The temporal evolution of aerosolized SiO2 nanoparticles (NPs) released into an environmental test chamber has been investigated to interrogate the effect of relative humidity (RH) on the deposition and coagulation of the nanoparticles. The size-resolved deposition rate and Brownian coagulation coefficient for the particles at RH of ~10%, 27%, 40%, 54%, and 64% are estimated. The results show that the effect of RH on the deposition rate is size-dependent; for particle diameter (Dp)<70nm, the deposition rate reduces as the RH rises; while for Dp>70nm, it grows as the RH rises.
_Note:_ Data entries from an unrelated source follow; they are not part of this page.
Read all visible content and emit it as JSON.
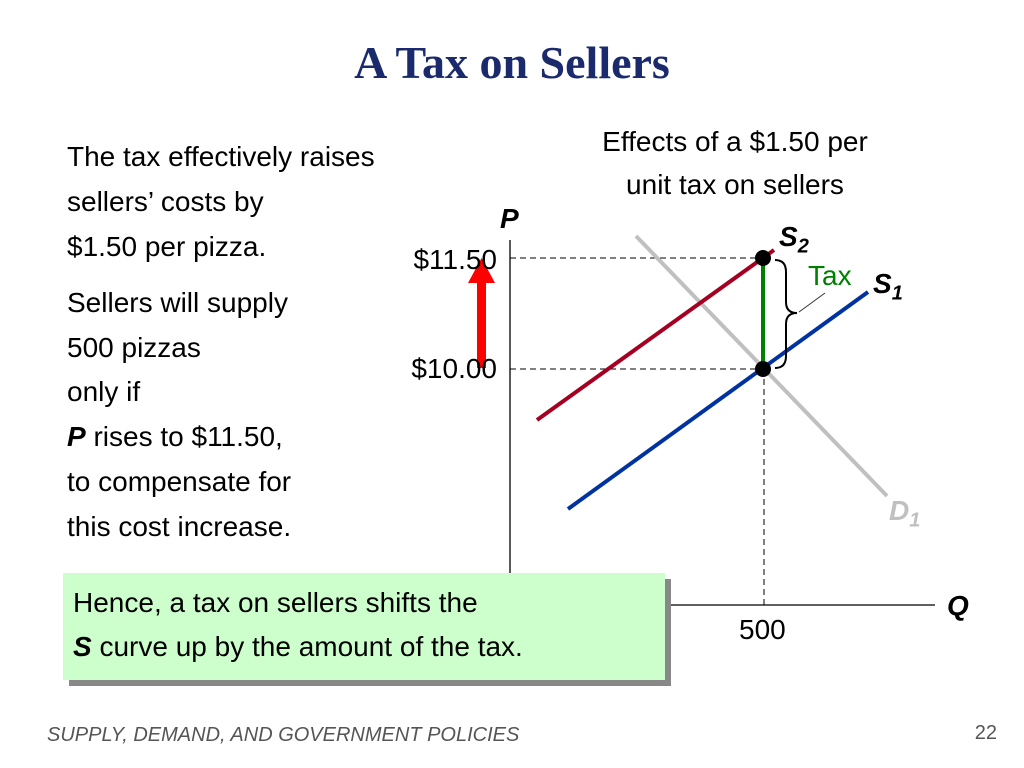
{
  "slide": {
    "title": "A Tax on Sellers",
    "para1": [
      "The tax effectively raises",
      "sellers’ costs by",
      "$1.50 per pizza."
    ],
    "para2": {
      "line1": "Sellers will supply",
      "line2": "500 pizzas",
      "line3": "only if",
      "line4_italic": "P",
      "line4_rest": " rises to $11.50,",
      "line5": "to compensate for",
      "line6": "this cost increase."
    },
    "effects_heading": [
      "Effects of a $1.50 per",
      "unit tax on sellers"
    ],
    "callout": {
      "line1": "Hence, a tax on sellers shifts the",
      "line2_italic": "S",
      "line2_rest": " curve up by the amount of the tax.",
      "bg_color": "#ccffcc"
    },
    "footer": "SUPPLY, DEMAND, AND GOVERNMENT POLICIES",
    "page_number": "22"
  },
  "diagram": {
    "y_axis_label": "P",
    "x_axis_label": "Q",
    "price_labels": [
      "$11.50",
      "$10.00"
    ],
    "quantity_label": "500",
    "curves": {
      "S1": {
        "label": "S",
        "sub": "1",
        "color": "#0033a0"
      },
      "S2": {
        "label": "S",
        "sub": "2",
        "color": "#a50021"
      },
      "D1": {
        "label": "D",
        "sub": "1",
        "color": "#c0c0c0"
      }
    },
    "tax_label": "Tax",
    "tax_color": "#008000",
    "arrow_color": "#ff0000"
  }
}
Generally, both low and high RH tends to enhance the deposition rate, and the minimum rate appears at moderate RH (~54%). Electrostatic repulsion is probable for the inter-particles interaction at the low RH while the surface roughness due to water molecular adsorption is a main reason for the particle-wall interaction at higher RH. The increasing coagulation coefficient at high humidity correlates to the strong inter-particle adhesion, which may be caused by the water molecular adsorption on the hydrophilic surfaces of the SiO2 NPs due to the formation of nanometer-thick water film. This study suggests that air humidity plays unignorable roles in particle deposition and coagulation.